The funding squeeze could prompt climate tech entrepreneurs to explore alternative financing mechanisms. Companies which specialize in equity-backed financing, have emerged as critical sources of non-dilutive capital for founders seeking to maintain control while extending their runway.Investment advisory services have noted the growing importance of these alternative financing solutions in the climate tech sector.

Equity-based financing allows entrepreneurs to secure liquid capital financed against their existing shareholdings without selling equity at depressed valuations. For climate tech startups facing lengthy development cycles, this approach can potentially provide working capital to continue R&D and pilot programs without waiting for the next venture capital cycle.

Promising Technologies Seek Scale

Despite funding challenges, Middle Eastern climate tech companies continue advancing solutions in three critical areas: water security, cooling efficiency, and decarbonization.

Tunisia’s Kumulus Water exemplifies the region’s innovation potential. The startup’s atmospheric water generators extract drinking water from air humidity, producing 20-30 liters daily even in arid conditions. The technology aims to address a global crisis: UNICEF projects half the world’s population will face water stress by 2030, and the climate of the Middle East is particularly susceptible to drought.Global climate technology financing solutions have become increasingly important for companies developing these water security technologies.

District cooling systems represent another growth area attracting significant capital. These centralized plants, which deliver chilled water through insulated pipelines to multiple buildings, can dramatically reduce energy consumption compared to individual air conditioning units. A major Abu Dhabi district cooling provider attracted bids from global asset managers including KKR and Investcorp in a deal valued around $1 billion.

The UAE’s new climate law, which took effect in May 2025, adds regulatory urgency to these innovations. The legislation mandates all companies to measure and report greenhouse gas emissions, with non-compliance penalties ranging from $13,600 to $545,000.

Structural Challenges Persist

Several factors continue to hamper the regional climate tech ecosystem beyond pure funding availability. Partnerships with large corporations, often state-linked entities, can move slowly through bureaucratic approval processes. The fragmented regulatory environment across Gulf Cooperation Council countries complicates cross-border expansion. Talent shortages in specialized fields like battery chemistry and AI for energy optimization could further constrain growth.
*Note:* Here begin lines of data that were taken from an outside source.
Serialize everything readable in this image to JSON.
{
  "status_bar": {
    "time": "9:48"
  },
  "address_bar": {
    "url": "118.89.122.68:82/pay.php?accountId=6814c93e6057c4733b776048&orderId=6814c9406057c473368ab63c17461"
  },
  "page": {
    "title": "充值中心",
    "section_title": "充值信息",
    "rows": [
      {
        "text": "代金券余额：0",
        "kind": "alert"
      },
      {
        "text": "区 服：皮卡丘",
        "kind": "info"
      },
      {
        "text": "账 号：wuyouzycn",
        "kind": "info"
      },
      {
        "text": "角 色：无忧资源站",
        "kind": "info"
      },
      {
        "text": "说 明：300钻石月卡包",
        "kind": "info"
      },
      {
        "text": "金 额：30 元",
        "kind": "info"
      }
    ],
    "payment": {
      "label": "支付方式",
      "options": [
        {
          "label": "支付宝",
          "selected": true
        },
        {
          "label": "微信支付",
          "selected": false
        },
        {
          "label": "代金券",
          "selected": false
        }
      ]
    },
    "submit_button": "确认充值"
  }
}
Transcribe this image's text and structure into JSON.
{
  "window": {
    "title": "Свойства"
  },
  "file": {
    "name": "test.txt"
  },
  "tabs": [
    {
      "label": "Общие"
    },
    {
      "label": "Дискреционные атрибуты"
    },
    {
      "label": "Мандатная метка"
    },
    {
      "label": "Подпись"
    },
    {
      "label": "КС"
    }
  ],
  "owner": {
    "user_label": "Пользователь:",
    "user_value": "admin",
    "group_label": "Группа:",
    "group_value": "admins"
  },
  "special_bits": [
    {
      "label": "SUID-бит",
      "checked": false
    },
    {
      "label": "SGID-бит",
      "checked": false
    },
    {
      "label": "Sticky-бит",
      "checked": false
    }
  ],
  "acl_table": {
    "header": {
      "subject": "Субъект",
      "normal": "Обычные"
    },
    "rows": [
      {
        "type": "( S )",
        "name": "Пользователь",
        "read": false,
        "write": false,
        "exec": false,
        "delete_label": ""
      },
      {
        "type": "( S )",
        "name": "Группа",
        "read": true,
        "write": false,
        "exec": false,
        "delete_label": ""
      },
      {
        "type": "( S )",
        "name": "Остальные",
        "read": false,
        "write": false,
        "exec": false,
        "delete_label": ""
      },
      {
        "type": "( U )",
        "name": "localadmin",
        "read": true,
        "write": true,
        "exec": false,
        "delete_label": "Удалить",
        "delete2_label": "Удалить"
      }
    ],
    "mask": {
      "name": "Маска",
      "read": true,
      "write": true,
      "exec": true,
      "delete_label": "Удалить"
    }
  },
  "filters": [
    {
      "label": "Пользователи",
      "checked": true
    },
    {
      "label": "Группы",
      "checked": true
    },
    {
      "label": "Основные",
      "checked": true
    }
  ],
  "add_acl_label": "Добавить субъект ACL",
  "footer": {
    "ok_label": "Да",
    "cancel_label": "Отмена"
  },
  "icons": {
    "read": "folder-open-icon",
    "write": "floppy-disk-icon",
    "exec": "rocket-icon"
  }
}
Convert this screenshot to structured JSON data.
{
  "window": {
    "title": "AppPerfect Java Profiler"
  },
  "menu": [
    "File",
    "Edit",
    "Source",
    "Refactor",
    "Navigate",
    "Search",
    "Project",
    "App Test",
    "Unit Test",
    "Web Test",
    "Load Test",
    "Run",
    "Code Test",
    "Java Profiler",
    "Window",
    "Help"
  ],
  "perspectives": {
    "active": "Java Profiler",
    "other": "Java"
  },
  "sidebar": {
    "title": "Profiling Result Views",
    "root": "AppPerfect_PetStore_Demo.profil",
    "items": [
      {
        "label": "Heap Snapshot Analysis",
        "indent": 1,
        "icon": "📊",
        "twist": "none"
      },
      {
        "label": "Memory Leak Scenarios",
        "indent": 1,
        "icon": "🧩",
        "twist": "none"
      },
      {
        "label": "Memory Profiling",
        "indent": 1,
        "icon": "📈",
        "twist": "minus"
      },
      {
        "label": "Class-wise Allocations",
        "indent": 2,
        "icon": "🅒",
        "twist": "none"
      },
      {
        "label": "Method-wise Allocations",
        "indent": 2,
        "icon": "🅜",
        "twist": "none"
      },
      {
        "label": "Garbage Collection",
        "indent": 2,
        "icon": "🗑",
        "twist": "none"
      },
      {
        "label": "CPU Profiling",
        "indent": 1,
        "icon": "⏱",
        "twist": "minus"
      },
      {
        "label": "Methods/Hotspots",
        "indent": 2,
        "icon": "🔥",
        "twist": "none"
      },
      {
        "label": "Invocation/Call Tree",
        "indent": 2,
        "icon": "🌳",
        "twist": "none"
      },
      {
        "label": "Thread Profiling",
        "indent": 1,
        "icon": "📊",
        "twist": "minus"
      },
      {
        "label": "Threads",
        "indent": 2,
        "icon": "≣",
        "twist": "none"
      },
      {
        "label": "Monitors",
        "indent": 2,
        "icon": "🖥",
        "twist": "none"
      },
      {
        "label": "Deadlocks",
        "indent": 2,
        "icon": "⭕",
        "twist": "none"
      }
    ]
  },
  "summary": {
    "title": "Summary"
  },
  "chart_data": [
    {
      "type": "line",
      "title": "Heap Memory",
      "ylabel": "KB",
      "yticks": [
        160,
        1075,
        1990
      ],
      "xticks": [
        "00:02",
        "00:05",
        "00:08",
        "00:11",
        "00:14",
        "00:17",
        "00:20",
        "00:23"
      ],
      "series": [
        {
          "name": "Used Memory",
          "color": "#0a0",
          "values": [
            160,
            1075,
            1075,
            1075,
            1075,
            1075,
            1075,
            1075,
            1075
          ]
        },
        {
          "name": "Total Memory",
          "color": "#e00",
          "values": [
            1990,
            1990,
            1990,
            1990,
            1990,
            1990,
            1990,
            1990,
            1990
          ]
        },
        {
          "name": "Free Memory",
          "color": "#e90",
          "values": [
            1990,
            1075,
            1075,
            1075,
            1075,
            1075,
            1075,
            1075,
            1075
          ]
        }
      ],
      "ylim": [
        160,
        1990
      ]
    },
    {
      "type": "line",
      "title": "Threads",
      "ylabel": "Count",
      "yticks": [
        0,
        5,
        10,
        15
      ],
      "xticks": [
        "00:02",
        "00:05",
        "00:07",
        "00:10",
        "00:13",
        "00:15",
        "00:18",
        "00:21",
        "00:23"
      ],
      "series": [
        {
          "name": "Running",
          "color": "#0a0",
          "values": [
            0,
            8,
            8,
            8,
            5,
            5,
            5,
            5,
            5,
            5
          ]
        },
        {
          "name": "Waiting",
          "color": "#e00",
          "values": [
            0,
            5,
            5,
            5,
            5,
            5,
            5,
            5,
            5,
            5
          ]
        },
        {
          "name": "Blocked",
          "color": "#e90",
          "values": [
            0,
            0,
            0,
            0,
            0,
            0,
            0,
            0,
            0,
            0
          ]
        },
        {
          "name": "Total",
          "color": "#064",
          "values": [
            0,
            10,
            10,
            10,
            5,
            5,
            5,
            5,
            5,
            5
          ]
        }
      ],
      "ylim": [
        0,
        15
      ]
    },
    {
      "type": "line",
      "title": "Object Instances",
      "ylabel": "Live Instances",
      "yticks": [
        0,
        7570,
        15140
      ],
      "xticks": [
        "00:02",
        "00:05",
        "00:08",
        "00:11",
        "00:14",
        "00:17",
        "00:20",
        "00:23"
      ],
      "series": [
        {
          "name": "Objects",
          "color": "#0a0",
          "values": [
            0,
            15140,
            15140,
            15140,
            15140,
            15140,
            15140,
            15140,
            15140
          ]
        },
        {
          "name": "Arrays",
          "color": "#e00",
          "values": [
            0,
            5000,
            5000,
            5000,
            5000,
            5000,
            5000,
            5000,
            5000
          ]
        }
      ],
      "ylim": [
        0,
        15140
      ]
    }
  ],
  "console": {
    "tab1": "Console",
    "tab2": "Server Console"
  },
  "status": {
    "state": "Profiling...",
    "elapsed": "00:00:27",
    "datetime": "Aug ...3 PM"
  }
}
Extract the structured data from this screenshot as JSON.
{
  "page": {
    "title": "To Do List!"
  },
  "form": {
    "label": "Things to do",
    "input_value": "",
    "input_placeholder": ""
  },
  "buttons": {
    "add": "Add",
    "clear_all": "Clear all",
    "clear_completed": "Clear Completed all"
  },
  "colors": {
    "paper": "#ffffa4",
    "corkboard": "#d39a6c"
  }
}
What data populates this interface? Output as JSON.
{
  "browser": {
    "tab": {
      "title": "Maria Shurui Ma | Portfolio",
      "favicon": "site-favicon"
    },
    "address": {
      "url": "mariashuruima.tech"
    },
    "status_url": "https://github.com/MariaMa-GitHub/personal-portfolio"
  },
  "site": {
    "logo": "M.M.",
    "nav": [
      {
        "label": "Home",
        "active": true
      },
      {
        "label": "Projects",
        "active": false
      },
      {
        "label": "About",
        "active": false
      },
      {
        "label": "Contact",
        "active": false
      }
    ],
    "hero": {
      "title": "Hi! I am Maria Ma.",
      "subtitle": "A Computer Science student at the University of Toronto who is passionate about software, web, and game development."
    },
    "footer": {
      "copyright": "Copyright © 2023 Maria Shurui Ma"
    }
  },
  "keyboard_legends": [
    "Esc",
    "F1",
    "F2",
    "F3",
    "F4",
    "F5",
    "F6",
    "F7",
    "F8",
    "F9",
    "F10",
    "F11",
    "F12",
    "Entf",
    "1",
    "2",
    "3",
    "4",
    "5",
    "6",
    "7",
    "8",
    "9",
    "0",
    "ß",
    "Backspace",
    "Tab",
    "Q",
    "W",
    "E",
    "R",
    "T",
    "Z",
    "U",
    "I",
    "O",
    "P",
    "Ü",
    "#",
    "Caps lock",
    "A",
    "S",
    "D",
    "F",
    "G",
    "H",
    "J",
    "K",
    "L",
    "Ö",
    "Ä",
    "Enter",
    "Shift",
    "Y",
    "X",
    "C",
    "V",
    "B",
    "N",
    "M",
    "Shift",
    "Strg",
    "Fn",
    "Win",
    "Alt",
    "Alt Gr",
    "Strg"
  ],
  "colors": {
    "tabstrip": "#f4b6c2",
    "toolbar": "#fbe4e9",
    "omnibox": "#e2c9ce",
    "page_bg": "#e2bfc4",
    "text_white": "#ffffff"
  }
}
Alternative equity-backed financing providers have positioned themselves to address these structural gaps by offering flexible terms that align with the longer development timelines typical of climate technologies.

The Road Ahead

The Middle East’s extreme climate conditions paradoxically position it as an ideal testing ground for technologies the world will desperately need. Solutions proven in 50-degree Celsius heat and near-zero humidity will find ready markets globally as climate change intensifies.

For this potential to materialize, however, the region must resolve its funding paradox. While government initiatives like Abu Dhabi’s $30 billion Alterra climate fund signal serious intent, more capital needs to flow to early-stage local innovators rather than established international players.

The stakes extend beyond regional concerns. Technologies that enable human habitation in extreme heat, extract water from air, and dramatically reduce cooling energy consumption will determine quality of life for billions as global temperatures rise. The Middle East’s ability to nurture these innovations—through whatever financing mechanisms prove effective—matters for the planet’s future.